Goldman Builds China Financial-Stress Index - and It's Risen

Updated on
  • Equity market showing less strain than other components
  • Economic growth hit can be limited if stress dissipates fast

With China’s leadership focused anew on curbing the economy’s leverage, Goldman Sachs Group Inc. analysts are rolling out a new gauge of stress in the country’s financial markets.

With corporate bond sales being canceled, stocks sliding and government debt yields climbing in recent months, it’s no surprise that the measure shows an increase in strain. But the financial-stress index, or FSI, has dropped from the recent high in late 2016 and early 2017, and might not necessarily translate to weakness in the economy, Goldman analysis showed.

“We find that an increase in financial stress hurts economic growth, but only to the extent that broader financial conditions tighten as a result,” economists including Hong Kong-based Zhennan Li wrote in a note dated May 16. “Growth will not necessarily be affected significantly if a sharp increase in financial stress is followed by a quick reversal.”

Some of the metrics underlying the index have short histories, so Goldman Sachs built both an extended-history measure with the ingredients that have longer histories, and a "full" version, as noted in the chart above. A Z-score is a normalized measure based on standard deviation, which gauges moves compared with a longer-term average.

The analysts incorporated measures from the banking sector, interbank lending and the bond, stock and foreign-exchange markets to build the FSI, which is distinct from their existing financial conditions index. Goldman’s FCI has shown some tightening in financial conditions recently, thanks in part to a slowing in money-supply growth.

For an account of how retail investors in China are reacting to the shadow banking crackdown, click here.

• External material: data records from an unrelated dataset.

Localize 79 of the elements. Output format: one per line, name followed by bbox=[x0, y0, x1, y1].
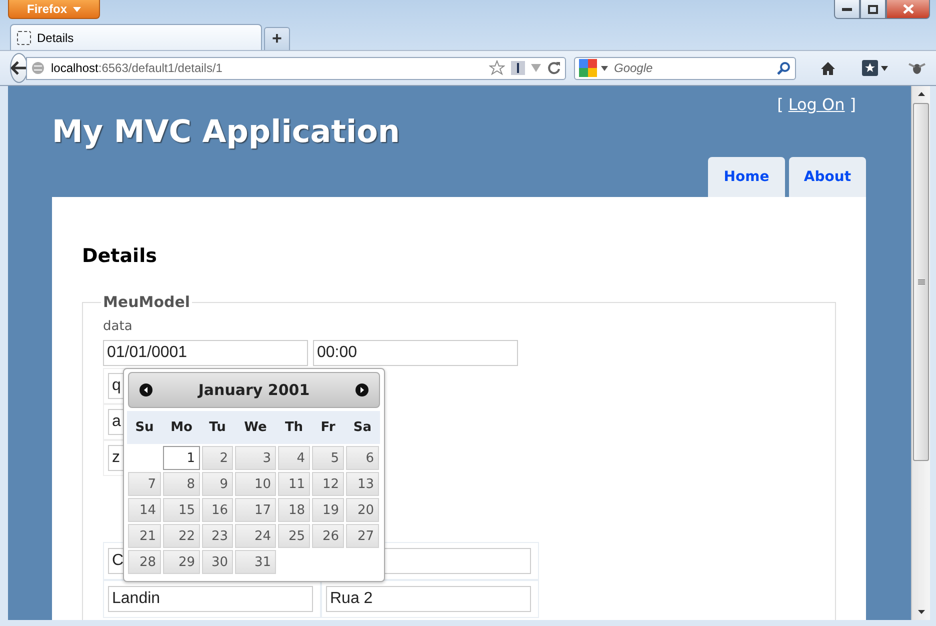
day-cell[interactable]: 5 bbox=[312, 446, 344, 470]
nav-tab[interactable]: Home bbox=[708, 157, 785, 197]
day-cell[interactable]: 22 bbox=[163, 524, 200, 548]
new-tab-button[interactable]: + bbox=[264, 27, 290, 50]
day-cell[interactable]: 16 bbox=[202, 498, 233, 522]
search-bar[interactable]: Google bbox=[574, 56, 796, 80]
day-cell[interactable]: 24 bbox=[235, 524, 276, 548]
legend-text: MeuModel bbox=[102, 293, 192, 311]
day-cell[interactable]: 7 bbox=[128, 472, 161, 496]
day-cell[interactable]: 3 bbox=[235, 446, 276, 470]
month-title: January 2001 bbox=[198, 381, 310, 399]
bookmarks-button[interactable] bbox=[862, 60, 888, 76]
day-cell[interactable]: 11 bbox=[278, 472, 310, 496]
day-cell[interactable]: 6 bbox=[346, 446, 379, 470]
weekday-label: Fr bbox=[311, 411, 345, 444]
weekday-label: We bbox=[234, 411, 277, 444]
day-cell[interactable]: 8 bbox=[163, 472, 200, 496]
page-heading: Details bbox=[82, 245, 158, 267]
minimize-button[interactable] bbox=[834, 0, 860, 19]
weekday-label: Th bbox=[277, 411, 311, 444]
day-cell[interactable]: 29 bbox=[163, 550, 200, 574]
day-cell[interactable]: 28 bbox=[128, 550, 161, 574]
nav-tab[interactable]: About bbox=[789, 157, 866, 197]
caret-icon bbox=[881, 66, 888, 70]
day-cell[interactable]: 18 bbox=[278, 498, 310, 522]
day-cell[interactable]: 31 bbox=[235, 550, 276, 574]
scrollbar[interactable] bbox=[911, 86, 930, 620]
maximize-icon bbox=[868, 4, 878, 14]
log-on-link[interactable]: Log On bbox=[788, 95, 845, 114]
weekday-label: Sa bbox=[345, 411, 380, 444]
maximize-button[interactable] bbox=[860, 0, 886, 19]
back-button[interactable] bbox=[10, 53, 28, 83]
day-cell[interactable]: 30 bbox=[202, 550, 233, 574]
day-cell[interactable]: 17 bbox=[235, 498, 276, 522]
day-cell[interactable]: 27 bbox=[346, 524, 379, 548]
page-icon bbox=[17, 30, 31, 44]
scroll-thumb[interactable] bbox=[913, 103, 929, 461]
day-cell[interactable]: 26 bbox=[312, 524, 344, 548]
day-cell[interactable]: 2 bbox=[202, 446, 233, 470]
day-cell[interactable]: 25 bbox=[278, 524, 310, 548]
field-label: data bbox=[103, 319, 134, 334]
reload-icon[interactable] bbox=[547, 61, 561, 75]
day-cell[interactable]: 15 bbox=[163, 498, 200, 522]
bug-icon[interactable] bbox=[908, 61, 926, 75]
address-bar[interactable]: localhost:6563/default1/details/1 bbox=[26, 56, 566, 80]
day-cell[interactable]: 23 bbox=[202, 524, 233, 548]
close-icon bbox=[902, 4, 914, 14]
day-cell[interactable]: 4 bbox=[278, 446, 310, 470]
day-cell[interactable]: 14 bbox=[128, 498, 161, 522]
day-cell[interactable]: 1 bbox=[163, 446, 200, 470]
text-field[interactable]: Landin bbox=[108, 586, 313, 612]
day-cell[interactable]: 13 bbox=[346, 472, 379, 496]
text-field[interactable]: Rua 2 bbox=[326, 586, 531, 612]
star-icon[interactable] bbox=[489, 60, 505, 76]
day-cell[interactable]: 9 bbox=[202, 472, 233, 496]
weekday-label: Mo bbox=[162, 411, 201, 444]
date-field[interactable]: 01/01/0001 bbox=[103, 340, 308, 366]
time-field[interactable]: 00:00 bbox=[313, 340, 518, 366]
bracket-text: ] bbox=[850, 95, 856, 114]
bracket-text: [ bbox=[777, 95, 784, 114]
search-engine-icon bbox=[579, 59, 597, 77]
weekday-label: Tu bbox=[201, 411, 234, 444]
day-cell[interactable]: 12 bbox=[312, 472, 344, 496]
globe-icon bbox=[31, 61, 45, 75]
next-month-button[interactable] bbox=[354, 383, 369, 397]
site-title: My MVC Application bbox=[52, 114, 400, 150]
caret-icon[interactable] bbox=[601, 66, 608, 70]
previous-month-button[interactable] bbox=[139, 383, 153, 397]
home-button[interactable] bbox=[820, 60, 836, 76]
weekday-label: Su bbox=[127, 411, 162, 444]
search-icon[interactable] bbox=[777, 61, 791, 75]
caret-icon bbox=[73, 6, 81, 12]
day-cell[interactable]: 20 bbox=[346, 498, 379, 522]
close-button[interactable] bbox=[886, 0, 930, 19]
browser-tab[interactable]: Details bbox=[10, 24, 262, 50]
day-cell[interactable]: 10 bbox=[235, 472, 276, 496]
minimize-icon bbox=[842, 7, 852, 11]
day-cell[interactable]: 21 bbox=[128, 524, 161, 548]
day-cell[interactable]: 19 bbox=[312, 498, 344, 522]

Stress levels remain well below highs reached during the 2008 global credit crisis and more recent turmoil, such as that triggered by the surprise August 2015 yuan devaluation, the new Goldman index indicates. That may help explain why China’s deleveraging initiative has so far stirred little concern among foreign investors.

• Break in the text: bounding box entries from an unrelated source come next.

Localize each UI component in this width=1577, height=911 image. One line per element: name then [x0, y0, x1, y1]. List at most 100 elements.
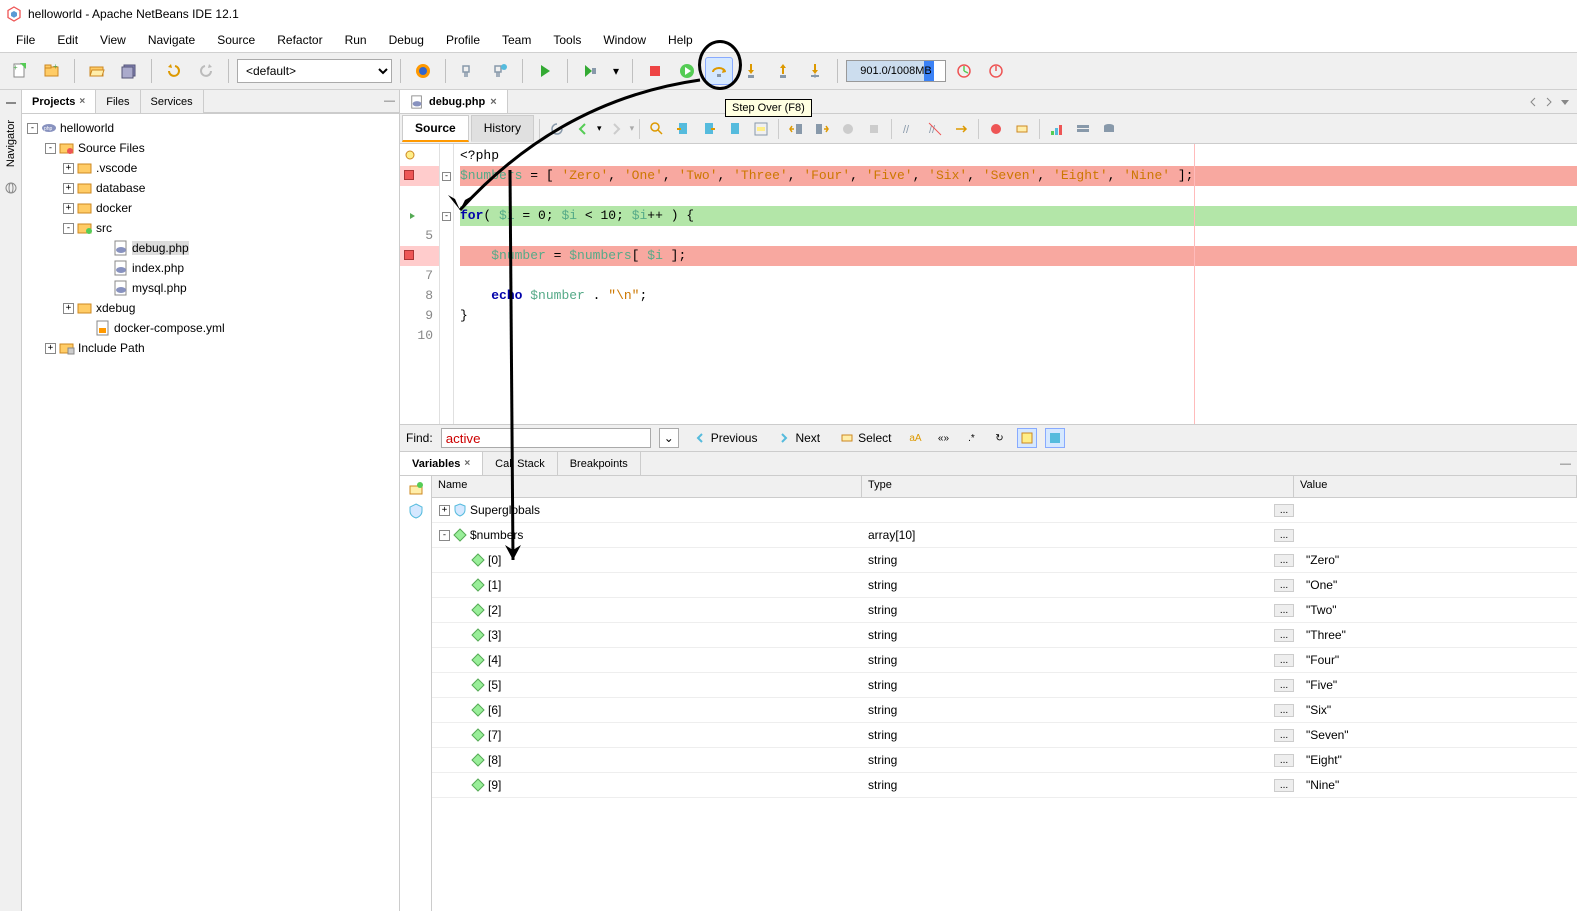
- shift-right-button[interactable]: [810, 117, 834, 141]
- column-name[interactable]: Name: [432, 476, 862, 497]
- column-type[interactable]: Type: [862, 476, 1294, 497]
- undo-button[interactable]: [160, 57, 188, 85]
- finish-debug-button[interactable]: [641, 57, 669, 85]
- build-button[interactable]: [454, 57, 482, 85]
- code-content[interactable]: <?php $numbers = [ 'Zero', 'One', 'Two',…: [454, 144, 1577, 424]
- close-icon[interactable]: ×: [79, 96, 85, 107]
- variable-row[interactable]: [7]string..."Seven": [432, 723, 1577, 748]
- variable-row[interactable]: [3]string..."Three": [432, 623, 1577, 648]
- menu-refactor[interactable]: Refactor: [267, 30, 332, 50]
- variable-row[interactable]: [1]string..."One": [432, 573, 1577, 598]
- menu-window[interactable]: Window: [593, 30, 656, 50]
- value-browse-button[interactable]: ...: [1274, 679, 1294, 692]
- project-tree[interactable]: -phphelloworld -Source Files +.vscode +d…: [22, 114, 399, 911]
- line-numbers-gutter[interactable]: 5 7 8 9 10: [400, 144, 440, 424]
- regex-toggle[interactable]: .*: [961, 428, 981, 448]
- value-browse-button[interactable]: ...: [1274, 529, 1294, 542]
- view2-button[interactable]: [1071, 117, 1095, 141]
- watch-button[interactable]: [1010, 117, 1034, 141]
- redo-button[interactable]: [192, 57, 220, 85]
- variable-row[interactable]: [9]string..."Nine": [432, 773, 1577, 798]
- find-next-button[interactable]: Next: [771, 429, 826, 447]
- new-project-button[interactable]: +: [38, 57, 66, 85]
- run-button[interactable]: [531, 57, 559, 85]
- menu-debug[interactable]: Debug: [379, 30, 434, 50]
- view3-button[interactable]: [1097, 117, 1121, 141]
- tab-callstack[interactable]: Call Stack: [483, 452, 558, 475]
- macro-stop-button[interactable]: [862, 117, 886, 141]
- expander[interactable]: -: [439, 530, 450, 541]
- debug-dropdown-icon[interactable]: ▾: [608, 64, 624, 78]
- toggle-bookmark-button[interactable]: [723, 117, 747, 141]
- uncomment-button[interactable]: //: [923, 117, 947, 141]
- variable-row[interactable]: [8]string..."Eight": [432, 748, 1577, 773]
- watch-add-icon[interactable]: [407, 480, 425, 498]
- find-select-button[interactable]: Select: [834, 429, 897, 447]
- block-toggle[interactable]: [1045, 428, 1065, 448]
- subtab-source[interactable]: Source: [402, 115, 469, 142]
- value-browse-button[interactable]: ...: [1274, 754, 1294, 767]
- tab-services[interactable]: Services: [141, 90, 204, 113]
- step-out-button[interactable]: [769, 57, 797, 85]
- close-icon[interactable]: ×: [490, 96, 496, 108]
- variables-table[interactable]: Name Type Value +Superglobals...-$number…: [432, 476, 1577, 911]
- value-browse-button[interactable]: ...: [1274, 604, 1294, 617]
- menu-view[interactable]: View: [90, 30, 136, 50]
- macro-start-button[interactable]: [836, 117, 860, 141]
- column-value[interactable]: Value: [1294, 476, 1577, 497]
- menu-source[interactable]: Source: [207, 30, 265, 50]
- next-bookmark-button[interactable]: [697, 117, 721, 141]
- tab-list-icon[interactable]: [1559, 96, 1571, 108]
- tab-variables[interactable]: Variables×: [400, 452, 483, 475]
- highlight-toggle[interactable]: [1017, 428, 1037, 448]
- variable-row[interactable]: [6]string..."Six": [432, 698, 1577, 723]
- tab-left-icon[interactable]: [1527, 96, 1539, 108]
- variable-row[interactable]: [0]string..."Zero": [432, 548, 1577, 573]
- forward-button[interactable]: [604, 117, 628, 141]
- fold-gutter[interactable]: - -: [440, 144, 454, 424]
- find-previous-button[interactable]: Previous: [687, 429, 764, 447]
- attach-profiler-button[interactable]: [982, 57, 1010, 85]
- breakpoint-button[interactable]: [984, 117, 1008, 141]
- comment-button[interactable]: //: [897, 117, 921, 141]
- value-browse-button[interactable]: ...: [1274, 504, 1294, 517]
- subtab-history[interactable]: History: [471, 115, 534, 142]
- debug-button[interactable]: [576, 57, 604, 85]
- goto-button[interactable]: [949, 117, 973, 141]
- value-browse-button[interactable]: ...: [1274, 779, 1294, 792]
- menu-file[interactable]: File: [6, 30, 45, 50]
- close-icon[interactable]: ×: [464, 458, 470, 469]
- value-browse-button[interactable]: ...: [1274, 554, 1294, 567]
- value-browse-button[interactable]: ...: [1274, 579, 1294, 592]
- menu-help[interactable]: Help: [658, 30, 703, 50]
- view1-button[interactable]: [1045, 117, 1069, 141]
- tab-files[interactable]: Files: [96, 90, 140, 113]
- expander[interactable]: +: [439, 505, 450, 516]
- editor-tab-debug-php[interactable]: debug.php ×: [400, 90, 508, 113]
- tab-projects[interactable]: Projects×: [22, 90, 96, 113]
- shift-left-button[interactable]: [784, 117, 808, 141]
- variable-row[interactable]: -$numbersarray[10]...: [432, 523, 1577, 548]
- navigator-side-tab[interactable]: Navigator: [0, 90, 22, 911]
- menu-navigate[interactable]: Navigate: [138, 30, 205, 50]
- profile-button[interactable]: [950, 57, 978, 85]
- shield-icon[interactable]: [407, 502, 425, 520]
- minimize-icon[interactable]: —: [384, 95, 395, 107]
- match-case-toggle[interactable]: aA: [905, 428, 925, 448]
- new-file-button[interactable]: +: [6, 57, 34, 85]
- menu-run[interactable]: Run: [335, 30, 377, 50]
- minimize-icon[interactable]: —: [1560, 458, 1571, 470]
- prev-bookmark-button[interactable]: [671, 117, 695, 141]
- find-selection-button[interactable]: [645, 117, 669, 141]
- step-over-button[interactable]: [705, 57, 733, 85]
- menu-team[interactable]: Team: [492, 30, 541, 50]
- value-browse-button[interactable]: ...: [1274, 629, 1294, 642]
- run-to-cursor-button[interactable]: [801, 57, 829, 85]
- back-dropdown-icon[interactable]: ▾: [597, 123, 602, 134]
- open-project-button[interactable]: [83, 57, 111, 85]
- variable-row[interactable]: +Superglobals...: [432, 498, 1577, 523]
- value-browse-button[interactable]: ...: [1274, 654, 1294, 667]
- value-browse-button[interactable]: ...: [1274, 729, 1294, 742]
- variable-row[interactable]: [2]string..."Two": [432, 598, 1577, 623]
- continue-button[interactable]: [673, 57, 701, 85]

China’s central bank has boosted cash injections this week, in a sign that policy makers want to calibrate their deleveraging efforts to avoid the kind of market volatility seen in 2015 or 2013.

With regard to the banking sector, Goldman Sachs used measures of lenders’ stocks and bonds in the FSI. "Overall stress in the banking sector is not high in the long-term context, though has increased since end-2016," the analysts wrote. As for measures of interbank lending, such as the gap between the three-month Shanghai interbank offered rate and three-month government bills, these indicators have shown sharp jumps since October.

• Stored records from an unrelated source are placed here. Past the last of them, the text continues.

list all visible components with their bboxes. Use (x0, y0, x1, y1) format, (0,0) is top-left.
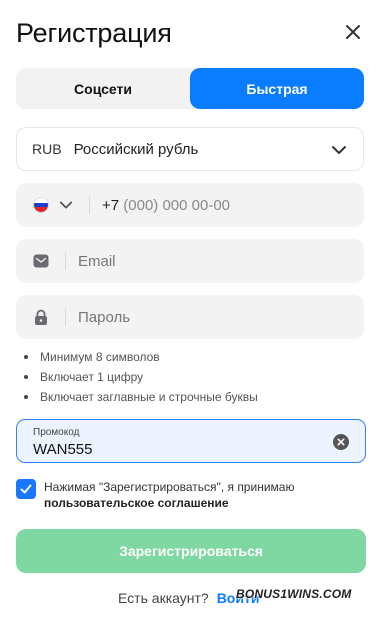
phone-input[interactable]: +7 (000) 000 00-00 (102, 197, 230, 214)
password-rule: Включает заглавные и строчные буквы (24, 387, 258, 407)
close-icon[interactable] (343, 22, 363, 42)
login-question: Есть аккаунт? (118, 590, 209, 606)
promo-code-label: Промокод (33, 427, 80, 438)
lock-icon (33, 309, 49, 325)
chevron-down-icon[interactable] (59, 198, 73, 212)
clear-icon[interactable] (333, 434, 349, 450)
bullet-icon (24, 355, 28, 359)
tab-social[interactable]: Соцсети (16, 68, 190, 109)
phone-placeholder: (000) 000 00-00 (123, 196, 231, 214)
registration-tabs: Соцсети Быстрая (16, 68, 364, 109)
currency-name: Российский рубль (73, 140, 199, 158)
password-rules: Минимум 8 символов Включает 1 цифру Вклю… (24, 347, 258, 407)
promo-code-field[interactable]: Промокод WAN555 (16, 419, 366, 463)
password-rule-text: Включает заглавные и строчные буквы (40, 390, 258, 404)
user-agreement-link[interactable]: пользовательское соглашение (44, 496, 229, 510)
checkmark-icon (20, 484, 32, 494)
password-field[interactable]: Пароль (16, 295, 364, 339)
envelope-icon (33, 253, 49, 269)
phone-field[interactable]: +7 (000) 000 00-00 (16, 183, 364, 227)
currency-select[interactable]: RUB Российский рубль (16, 127, 364, 171)
bullet-icon (24, 395, 28, 399)
agreement-text-main: Нажимая "Зарегистрироваться", я принимаю (44, 480, 295, 494)
agreement: Нажимая "Зарегистрироваться", я принимаю… (16, 479, 344, 511)
password-rule: Включает 1 цифру (24, 367, 258, 387)
register-button[interactable]: Зарегистрироваться (16, 529, 366, 573)
password-rule-text: Минимум 8 символов (40, 350, 160, 364)
agreement-checkbox[interactable] (16, 479, 36, 499)
watermark: BONUS1WINS.COM (236, 587, 352, 601)
bullet-icon (24, 375, 28, 379)
divider (65, 252, 66, 270)
email-input[interactable]: Email (78, 253, 116, 270)
divider (65, 308, 66, 326)
phone-prefix: +7 (102, 196, 120, 214)
tab-quick[interactable]: Быстрая (190, 68, 364, 109)
currency-code: RUB (32, 141, 62, 157)
page-title: Регистрация (16, 18, 172, 48)
password-rule: Минимум 8 символов (24, 347, 258, 367)
chevron-down-icon (332, 146, 346, 154)
password-input[interactable]: Пароль (78, 309, 130, 326)
password-rule-text: Включает 1 цифру (40, 370, 144, 384)
divider (89, 196, 90, 214)
email-field[interactable]: Email (16, 239, 364, 283)
promo-code-input[interactable]: WAN555 (33, 441, 92, 458)
russia-flag-icon[interactable] (33, 197, 49, 213)
agreement-text: Нажимая "Зарегистрироваться", я принимаю… (44, 479, 344, 511)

In taking the temperature of the bond-market, the analysts used items including the swings in 10-year Chinese government bond yields. For stocks, margin finance outstanding along with fluctuations in the overall equity index were picked -- and showed less stress than other components.

Most of the inputs on the foreign-exchange front "are closely related to capital outflow pressure," the analysts wrote. Since the 2015 devaluation trauma, "financial stress in the market has been relatively high, though the stress has decreased in recent months," the report showed.